Cognition without Object

When the mind generates a coherent representation that has nothing behind it, what kind of cognitive event is that — and how is it distinct from being wrong about a real thing?

vikalpa | विकल्प

Yoga

Users

Builders

Stewards

The Yoga tradition classifies mental activity into a small number of distinct kinds. One of them is the case where the mind, prompted by language, generates a representation of something that does not exist. The classic example is “the horns of a hare.” The words combine grammatically; the mind constructs a coherent image; there is nothing for the image to be of. This is its own cognitive event, separable from valid perception, from being wrong about something real, from memory, and from sleep.

The reason the classification matters is that it tells you which kind of failure you are looking at. A representation generated by language with no referent calls for one kind of fix. A representation with a real referent that has been wrongly identified calls for a different kind. The shared English word “error” treats these as the same problem and produces single-solution thinking.

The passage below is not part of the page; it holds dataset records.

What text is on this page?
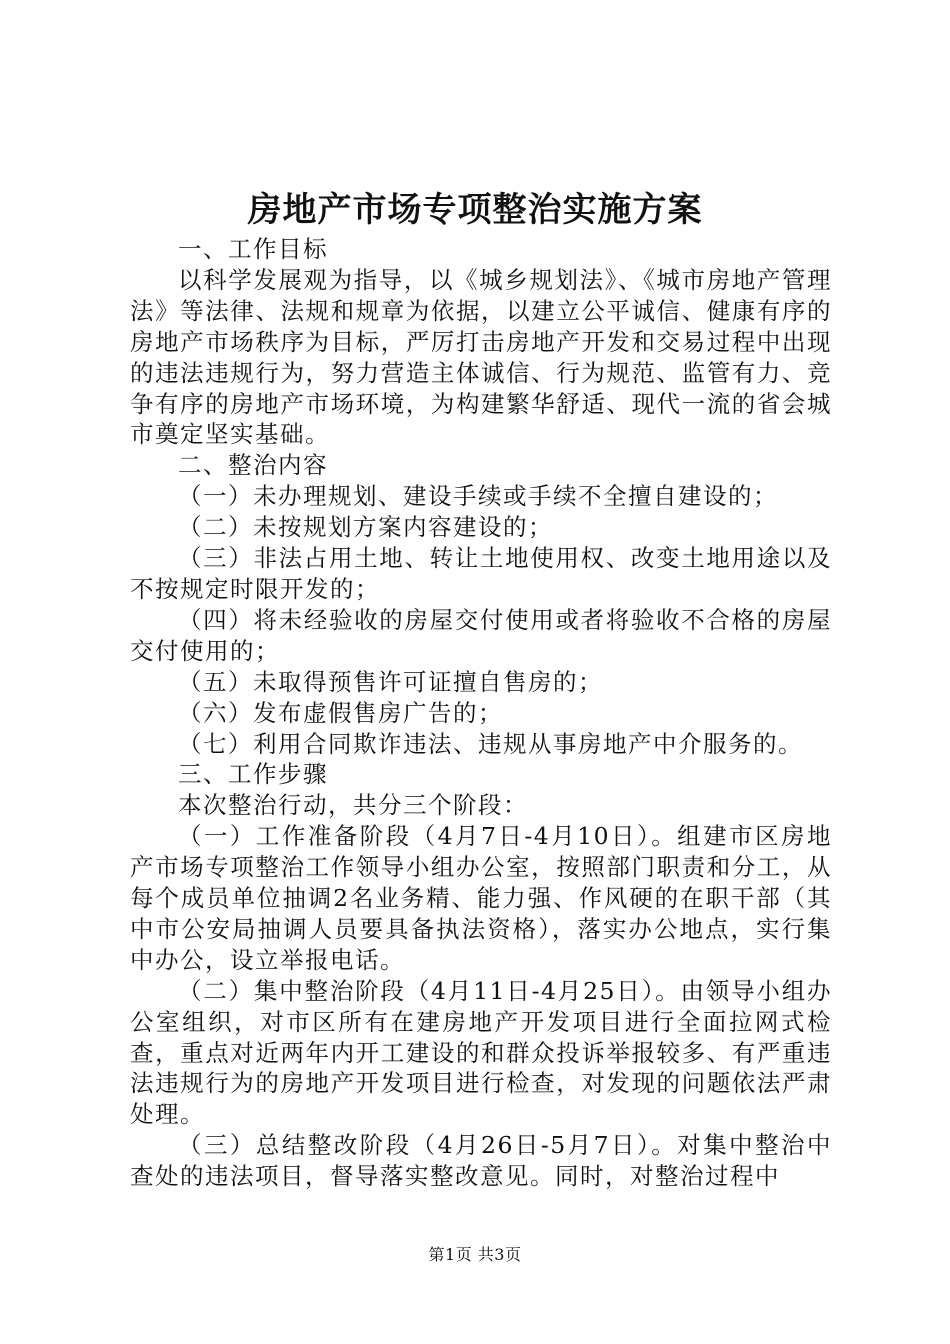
房地产市场专项整治实施方案

一、工作目标

以科学发展观为指导，以《城乡规划法》、《城市房地产管理法》等法律、法规和规章为依据，以建立公平诚信、健康有序的房地产市场秩序为目标，严厉打击房地产开发和交易过程中出现的违法违规行为，努力营造主体诚信、行为规范、监管有力、竞争有序的房地产市场环境，为构建繁华舒适、现代一流的省会城市奠定坚实基础。

二、整治内容

（一）未办理规划、建设手续或手续不全擅自建设的；

（二）未按规划方案内容建设的；

（三）非法占用土地、转让土地使用权、改变土地用途以及不按规定时限开发的；

（四）将未经验收的房屋交付使用或者将验收不合格的房屋交付使用的；

（五）未取得预售许可证擅自售房的；

（六）发布虚假售房广告的；

（七）利用合同欺诈违法、违规从事房地产中介服务的。

三、工作步骤

本次整治行动，共分三个阶段：

（一）工作准备阶段（4月7日-4月10日）。组建市区房地产市场专项整治工作领导小组办公室，按照部门职责和分工，从每个成员单位抽调2名业务精、能力强、作风硬的在职干部（其中市公安局抽调人员要具备执法资格），落实办公地点，实行集中办公，设立举报电话。

（二）集中整治阶段（4月11日-4月25日）。由领导小组办公室组织，对市区所有在建房地产开发项目进行全面拉网式检查，重点对近两年内开工建设的和群众投诉举报较多、有严重违法违规行为的房地产开发项目进行检查，对发现的问题依法严肃处理。

（三）总结整改阶段（4月26日-5月7日）。对集中整治中查处的违法项目，督导落实整改意见。同时，对整治过程中

第1页 共3页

This cognitive event is also a tool. Poetic objects, mathematical entities, design fictions, hypothetical scenarios — all involve the deliberate generation of representations whose referent is empty by design. The discipline here is recognition: knowing when the event is happening and treating it for what it is.

Where English Falls Short

“Hallucination,” in the LLM sense, names the phenomenon but does no analytic work. The Yoga frame forces a distinction the AI literature collapses. A model that invents a non-existent paper is producing one kind of cognitive event — the linguistic form is generating a representation without any referent. A model that misattributes a real paper to the wrong author is producing a different kind — there is a referent in play, and the model has the wrong one. These call for different fixes: grounding interventions for the first, retrieval improvements for the second. The single word “hallucination” hides this split, and the field’s debugging practice suffers for it.

Where it Shows Up

LLM output that fabricates citations, court cases, API endpoints, library functions. The linguistic form is generating cognition without grounding. The fix is structural — retrieval, grounding, evidence anchors at generation time.

AI-generated research synthesis summarising across no actual studies. Representation without referent, with the masquerade carried by the genre conventions of research writing. The fix is to require evidence anchors and to mark generated content as such.

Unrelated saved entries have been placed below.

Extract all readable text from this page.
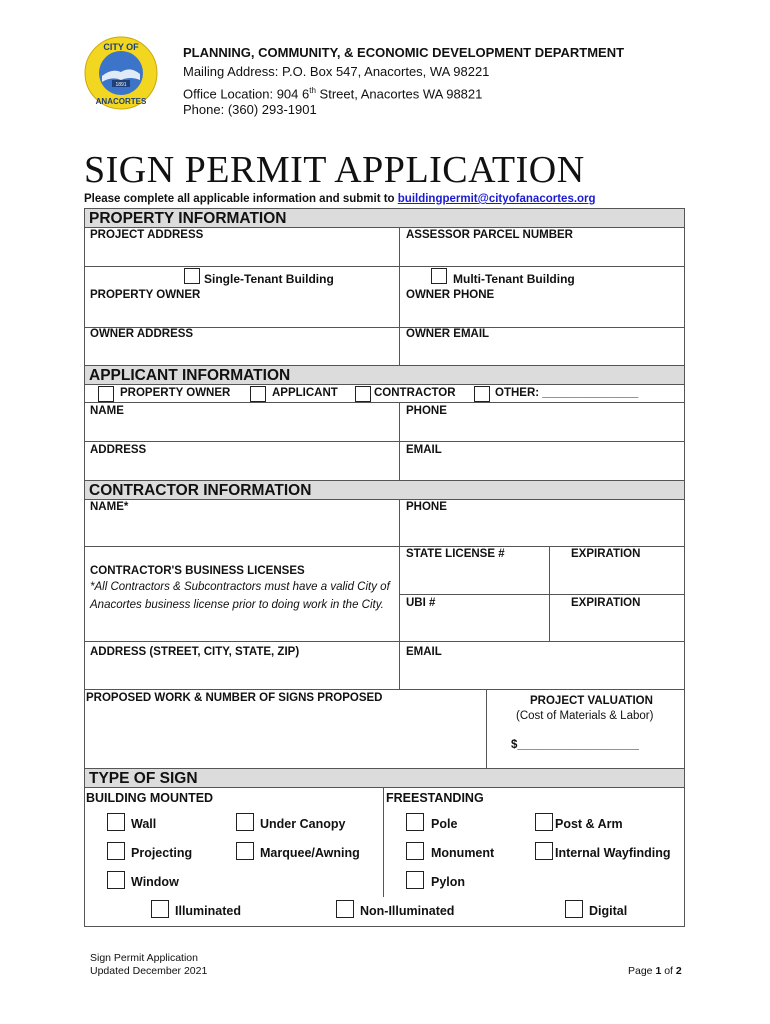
1891
CITY OF
ANACORTES
PLANNING, COMMUNITY, & ECONOMIC DEVELOPMENT DEPARTMENT
Mailing Address: P.O. Box 547, Anacortes, WA 98221
Office Location: 904 6th Street, Anacortes WA 98821
Phone: (360) 293-1901
SIGN PERMIT APPLICATION
Please complete all applicable information and submit to buildingpermit@cityofanacortes.org
PROPERTY INFORMATION
PROJECT ADDRESS	ASSESSOR PARCEL NUMBER
Single-Tenant Building	Multi-Tenant Building
PROPERTY OWNER	OWNER PHONE
OWNER ADDRESS	OWNER EMAIL
APPLICANT INFORMATION
PROPERTY OWNER	APPLICANT	CONTRACTOR	OTHER: _______________
NAME	PHONE
ADDRESS	EMAIL
CONTRACTOR INFORMATION
NAME*	PHONE
CONTRACTOR'S BUSINESS LICENSES
*All Contractors & Subcontractors must have a valid City of Anacortes business license prior to doing work in the City.
STATE LICENSE #	EXPIRATION
UBI #	EXPIRATION
ADDRESS (STREET, CITY, STATE, ZIP)	EMAIL
PROPOSED WORK & NUMBER OF SIGNS PROPOSED	PROJECT VALUATION
(Cost of Materials & Labor)
$___________________
TYPE OF SIGN
BUILDING MOUNTED	FREESTANDING
Wall	Under Canopy	Pole	Post & Arm
Projecting	Marquee/Awning	Monument	Internal Wayfinding
Window	Pylon
Illuminated	Non-Illuminated	Digital
Sign Permit Application
Updated December 2021	Page 1 of 2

Persona work. Almost all personas are referentless representations. Treating them as if they were derived from real users is the failure. The honest discipline is to acknowledge their actual epistemic status.

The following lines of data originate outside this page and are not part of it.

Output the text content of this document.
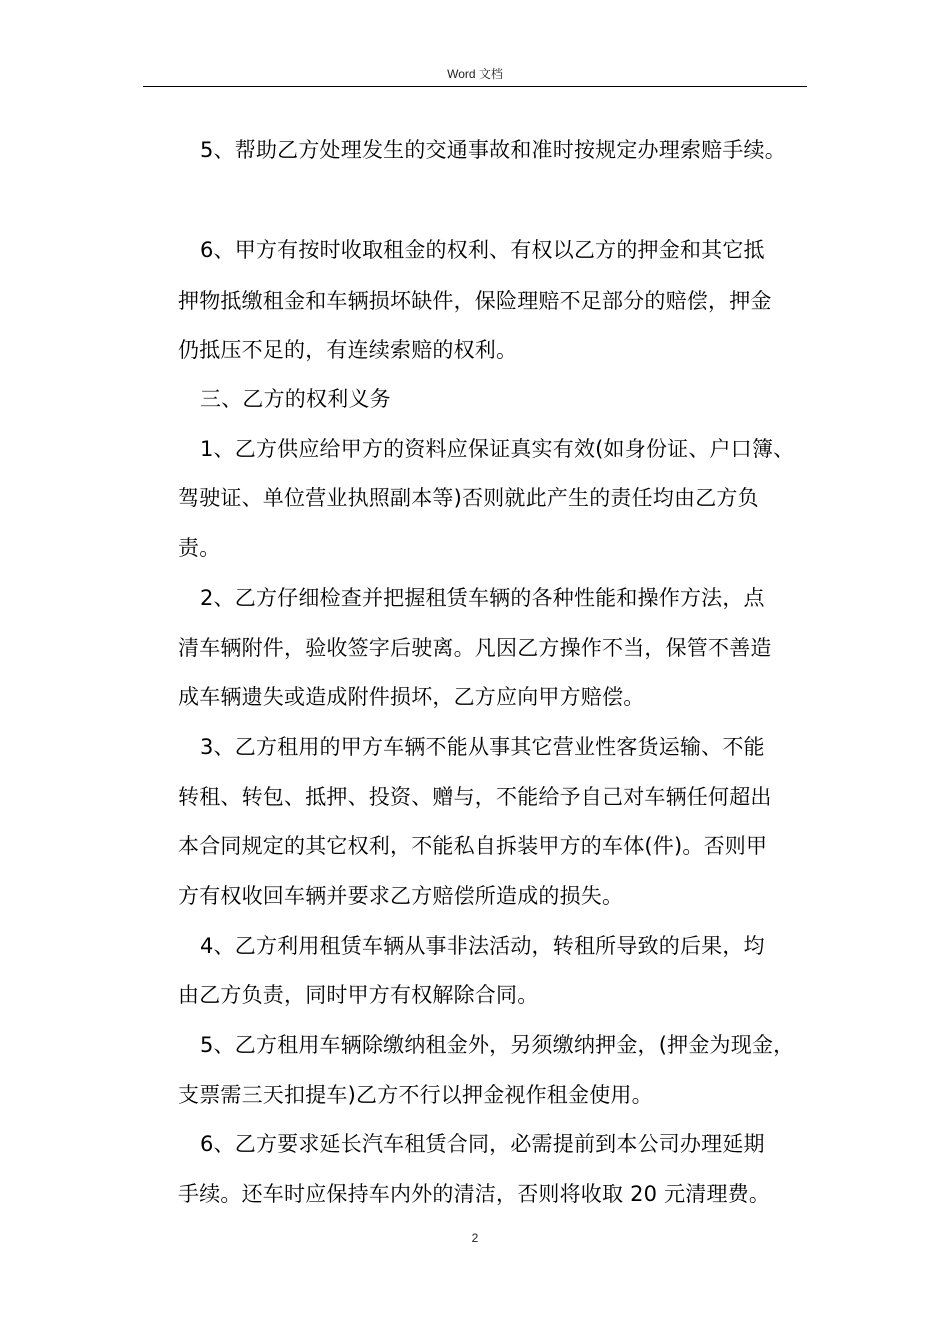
Word 文档
5、帮助乙方处理发生的交通事故和准时按规定办理索赔手续。
6、甲方有按时收取租金的权利、有权以乙方的押金和其它抵
押物抵缴租金和车辆损坏缺件，保险理赔不足部分的赔偿，押金
仍抵压不足的，有连续索赔的权利。
三、乙方的权利义务
1、乙方供应给甲方的资料应保证真实有效(如身份证、户口簿、
驾驶证、单位营业执照副本等)否则就此产生的责任均由乙方负
责。
2、乙方仔细检查并把握租赁车辆的各种性能和操作方法，点
清车辆附件，验收签字后驶离。凡因乙方操作不当，保管不善造
成车辆遗失或造成附件损坏，乙方应向甲方赔偿。
3、乙方租用的甲方车辆不能从事其它营业性客货运输、不能
转租、转包、抵押、投资、赠与，不能给予自己对车辆任何超出
本合同规定的其它权利，不能私自拆装甲方的车体(件)。否则甲
方有权收回车辆并要求乙方赔偿所造成的损失。
4、乙方利用租赁车辆从事非法活动，转租所导致的后果，均
由乙方负责，同时甲方有权解除合同。
5、乙方租用车辆除缴纳租金外，另须缴纳押金，(押金为现金，
支票需三天扣提车)乙方不行以押金视作租金使用。
6、乙方要求延长汽车租赁合同，必需提前到本公司办理延期
手续。还车时应保持车内外的清洁，否则将收取 20 元清理费。
2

Design fictions and speculative artefacts. Referentless representation used intentionally. The failure mode here is generating these without marking them — letting the audience receive them as if they were grounded.

Debugging model output. Before reaching for a fix, classify the failure. Empty-referent failures and wrong-referent failures look identical on the surface and have different treatments.

Diagnostic Question

“Is this an empty-referent failure, a wrong-referent failure, or valid cognition — because the fix differs in each case.”

IKS Roots

The Sanskrit term is vikalpa (विकल्प). Patanjali’s definition at Yoga-sutra 1.9 reads śabda-jñāna-anupātī vastu-śūnyo vikalpaḥ — cognition that follows from word-knowledge and is empty of object. Vikalpa is one of five vṛttis (modes of mental activity), the others being pramāṇa (valid cognition), viparyaya (mistaken cognition with a real referent), nidrā (sleep), and smṛti (memory) — see card Y1 for the framing of the system as a whole, and Y3 for viparyaya as the partner concept. The canonical example, śaśa-śṛṅga (शशशृङ्ग), “the horns of a hare,” names something whose linguistic form is well-formed and whose extension is empty.

Further Reading

Edwin Bryant, The Yoga Sutras of Patanjali (North Point Press), gives accessible translation and commentary. Christopher Chapple’s work for technical philosophical context. The Yoga-bhashya of Vyasa is the foundational commentary; Vacaspati Misra’s Tattva-vaisaradi extends it.